When an animal appears and passes in front of the photographic paper, I make a quick exposure with a small handheld flash, minimal enough to go unnoticed. After the animal disappears into the forest, I collect the paper, store it in a lightproof box, and later develop the print in a traditional darkroom.

Only then does the image reveal itself.

The animal leaves a ‘white shadow’ where the paper remains unexposed. Exposed areas turn black or shades of gray depending on the light exposure. Plants, rocks, insects and even raindrops are recorded in unpredictable ways. Occasionally an animal will leave footprints or chew the paper.

After selecting the best photograms, I return to the darkroom to tone the prints with pure gold to affect coloration and to ensure archival stability. The result is a one-of-a-kind photographic artwork, a direct life-sized impression of a wild animal onto photographic paper. Each piece is a ghostly gift which reflects the fragility and majesty of the natural world.

To my knowledge, I am the only photographic artist working with wild animals to create photograms in the field. While I am on nature’s time, I also feel urgency to communicate my vision of the natural world as I watch species after species rapidly disappear from the planet by human hand.
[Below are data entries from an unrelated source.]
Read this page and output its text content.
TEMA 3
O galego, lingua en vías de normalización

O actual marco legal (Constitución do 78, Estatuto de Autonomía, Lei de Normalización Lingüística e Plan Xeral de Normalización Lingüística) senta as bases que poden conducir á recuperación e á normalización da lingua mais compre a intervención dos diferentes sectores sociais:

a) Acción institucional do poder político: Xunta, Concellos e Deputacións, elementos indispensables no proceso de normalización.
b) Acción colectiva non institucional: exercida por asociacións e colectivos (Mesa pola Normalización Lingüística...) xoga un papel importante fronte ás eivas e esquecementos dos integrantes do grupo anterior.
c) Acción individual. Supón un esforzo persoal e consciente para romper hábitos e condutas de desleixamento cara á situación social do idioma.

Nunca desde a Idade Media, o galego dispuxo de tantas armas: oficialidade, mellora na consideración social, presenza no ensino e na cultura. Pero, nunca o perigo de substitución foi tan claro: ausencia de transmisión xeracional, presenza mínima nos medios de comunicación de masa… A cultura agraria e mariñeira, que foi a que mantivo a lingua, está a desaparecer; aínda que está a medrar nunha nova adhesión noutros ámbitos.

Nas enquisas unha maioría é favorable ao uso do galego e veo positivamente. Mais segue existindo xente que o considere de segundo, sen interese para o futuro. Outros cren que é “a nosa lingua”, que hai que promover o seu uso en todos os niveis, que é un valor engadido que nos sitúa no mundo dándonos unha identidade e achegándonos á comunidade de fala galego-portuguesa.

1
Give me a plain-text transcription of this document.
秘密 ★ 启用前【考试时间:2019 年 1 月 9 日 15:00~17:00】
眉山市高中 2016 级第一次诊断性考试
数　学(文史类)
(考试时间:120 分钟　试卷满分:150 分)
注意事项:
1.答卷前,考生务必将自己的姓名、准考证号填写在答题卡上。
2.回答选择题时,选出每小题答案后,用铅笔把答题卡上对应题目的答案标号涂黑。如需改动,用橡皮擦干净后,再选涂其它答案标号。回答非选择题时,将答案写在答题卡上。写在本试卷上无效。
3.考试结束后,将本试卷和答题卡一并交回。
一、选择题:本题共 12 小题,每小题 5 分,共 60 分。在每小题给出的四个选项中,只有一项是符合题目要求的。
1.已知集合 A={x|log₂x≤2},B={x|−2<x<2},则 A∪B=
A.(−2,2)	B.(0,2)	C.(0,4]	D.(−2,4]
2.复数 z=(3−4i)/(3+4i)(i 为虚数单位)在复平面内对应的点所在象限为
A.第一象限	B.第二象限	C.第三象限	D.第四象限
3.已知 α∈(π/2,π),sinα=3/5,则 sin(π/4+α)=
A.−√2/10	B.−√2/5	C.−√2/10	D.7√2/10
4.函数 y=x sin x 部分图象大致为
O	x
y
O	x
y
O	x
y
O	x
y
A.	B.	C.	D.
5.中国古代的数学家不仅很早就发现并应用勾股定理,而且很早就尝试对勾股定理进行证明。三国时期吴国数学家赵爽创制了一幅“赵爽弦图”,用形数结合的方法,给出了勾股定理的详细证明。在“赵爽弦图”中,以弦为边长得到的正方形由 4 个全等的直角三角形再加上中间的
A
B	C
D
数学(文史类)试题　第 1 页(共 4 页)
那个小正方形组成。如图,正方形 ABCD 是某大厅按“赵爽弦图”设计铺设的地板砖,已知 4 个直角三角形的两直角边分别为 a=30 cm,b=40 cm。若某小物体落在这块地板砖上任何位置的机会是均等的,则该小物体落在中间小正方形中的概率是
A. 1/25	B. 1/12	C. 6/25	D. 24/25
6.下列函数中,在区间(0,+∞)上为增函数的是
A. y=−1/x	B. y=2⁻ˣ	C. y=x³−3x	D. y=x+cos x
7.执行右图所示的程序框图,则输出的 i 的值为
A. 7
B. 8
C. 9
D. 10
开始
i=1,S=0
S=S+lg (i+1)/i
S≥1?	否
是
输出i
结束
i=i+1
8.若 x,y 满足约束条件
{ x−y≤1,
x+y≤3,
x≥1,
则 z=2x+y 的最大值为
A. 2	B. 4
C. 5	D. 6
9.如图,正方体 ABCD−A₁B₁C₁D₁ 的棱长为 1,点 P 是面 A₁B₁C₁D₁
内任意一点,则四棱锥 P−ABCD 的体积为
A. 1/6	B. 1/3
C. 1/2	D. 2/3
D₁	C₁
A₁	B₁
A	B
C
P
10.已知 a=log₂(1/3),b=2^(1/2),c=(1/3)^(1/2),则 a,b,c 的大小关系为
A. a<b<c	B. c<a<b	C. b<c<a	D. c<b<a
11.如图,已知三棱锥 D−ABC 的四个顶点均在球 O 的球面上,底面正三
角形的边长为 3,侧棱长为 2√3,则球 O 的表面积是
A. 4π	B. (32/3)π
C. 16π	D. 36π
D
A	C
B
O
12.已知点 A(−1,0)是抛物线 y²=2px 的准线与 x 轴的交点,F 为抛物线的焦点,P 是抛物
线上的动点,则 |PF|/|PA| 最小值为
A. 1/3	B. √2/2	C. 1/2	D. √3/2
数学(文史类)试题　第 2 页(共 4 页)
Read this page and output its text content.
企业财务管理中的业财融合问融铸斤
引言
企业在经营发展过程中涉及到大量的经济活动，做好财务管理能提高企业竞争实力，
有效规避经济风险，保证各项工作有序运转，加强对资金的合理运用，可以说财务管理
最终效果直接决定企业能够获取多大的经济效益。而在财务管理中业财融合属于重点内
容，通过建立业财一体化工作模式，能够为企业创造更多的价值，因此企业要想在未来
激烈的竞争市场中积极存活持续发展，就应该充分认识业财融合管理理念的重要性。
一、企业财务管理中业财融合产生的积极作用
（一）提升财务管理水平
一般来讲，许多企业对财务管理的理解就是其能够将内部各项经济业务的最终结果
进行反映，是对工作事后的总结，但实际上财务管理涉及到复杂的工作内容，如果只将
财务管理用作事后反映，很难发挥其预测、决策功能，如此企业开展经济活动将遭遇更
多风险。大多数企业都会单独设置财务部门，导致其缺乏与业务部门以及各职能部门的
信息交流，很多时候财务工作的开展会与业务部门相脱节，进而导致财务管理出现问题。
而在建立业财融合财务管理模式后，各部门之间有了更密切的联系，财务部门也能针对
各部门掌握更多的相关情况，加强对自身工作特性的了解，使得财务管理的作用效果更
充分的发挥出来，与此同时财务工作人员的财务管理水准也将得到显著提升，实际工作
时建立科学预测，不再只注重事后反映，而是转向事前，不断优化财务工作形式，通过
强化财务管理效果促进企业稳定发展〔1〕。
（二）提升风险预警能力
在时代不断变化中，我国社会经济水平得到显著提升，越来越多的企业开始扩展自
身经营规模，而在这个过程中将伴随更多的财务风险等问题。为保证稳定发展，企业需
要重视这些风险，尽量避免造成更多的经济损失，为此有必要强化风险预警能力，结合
When wild animals reveal themselves in moments of grace, that revelation moves from life to paper, from paper to viewer. Unlike digital photography of wildlife, often made with zoom lenses from far away, the viewer feels the presence of the animal on the paper. The effect is visceral and profound. Every choice I make is meant to honor my extraordinary experience with animals in the
wild and to encourage a world in which all creatures and their habitats are revered, respected, and protected.